Our experience also suggests a possibility of conservative management of idiopathic hypophysitis. Although transsphenoidal surgery is a safe and effective method in the treatment of pituitary apoplexy (7), conservative approach might be just as effective in patients experiencing milder symptoms without visual abnormalities (8). Headache and diplopia in our patient resolved spontaneously, suggesting that conservative management might have been successful in this case. Moreover, residual necrotic pituitary tissue remained unchanged 18 months after the surgery and the patient experienced no symptoms. Hence, transsphenoidal surgery might not be mandatory in the treatment of NH.
The cause of NH remains uncertain.
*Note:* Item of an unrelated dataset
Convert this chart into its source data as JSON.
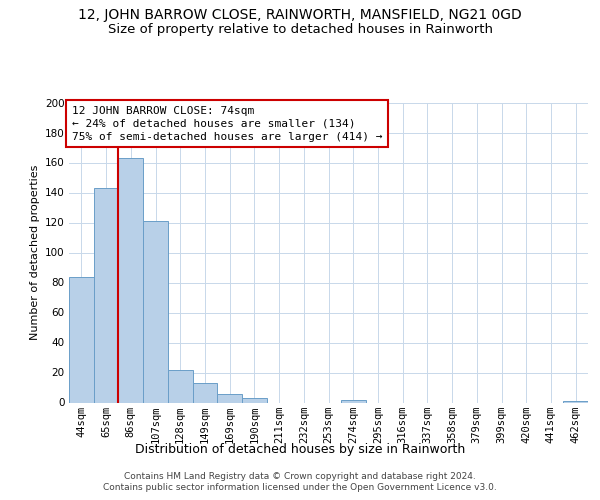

However, since all common bacterial and viral infections were ruled out, it is plausible to state that it likely represents an autoimmune disease in which inflammation and limitation of blood flow cause ischemic necrosis via an unknown mechanism.
Here we report the first case of concomitant sterile meningitis caused by ischemic necrosis, which was previously associated only with rare instances of hemorrhagic pituitary apoplexy (9). Since CSF infection was ruled out, we suggest that proinflammatory cytokines and debris released from necrotic pituitary gland could cause meningeal irritation and subsequently lead to sterile meningitis.
In summary, NH is an idiopathic disease that presents with sudden-onset hypopituitarism, neural compression, diabetes insipidus and radiologic features of ischemic pituitary apoplexy. Definitive diagnosis of NH could be made in patients with all these clinical elements, without the need for histopathologic confirmation. Conservative management could be considered in patients with NH.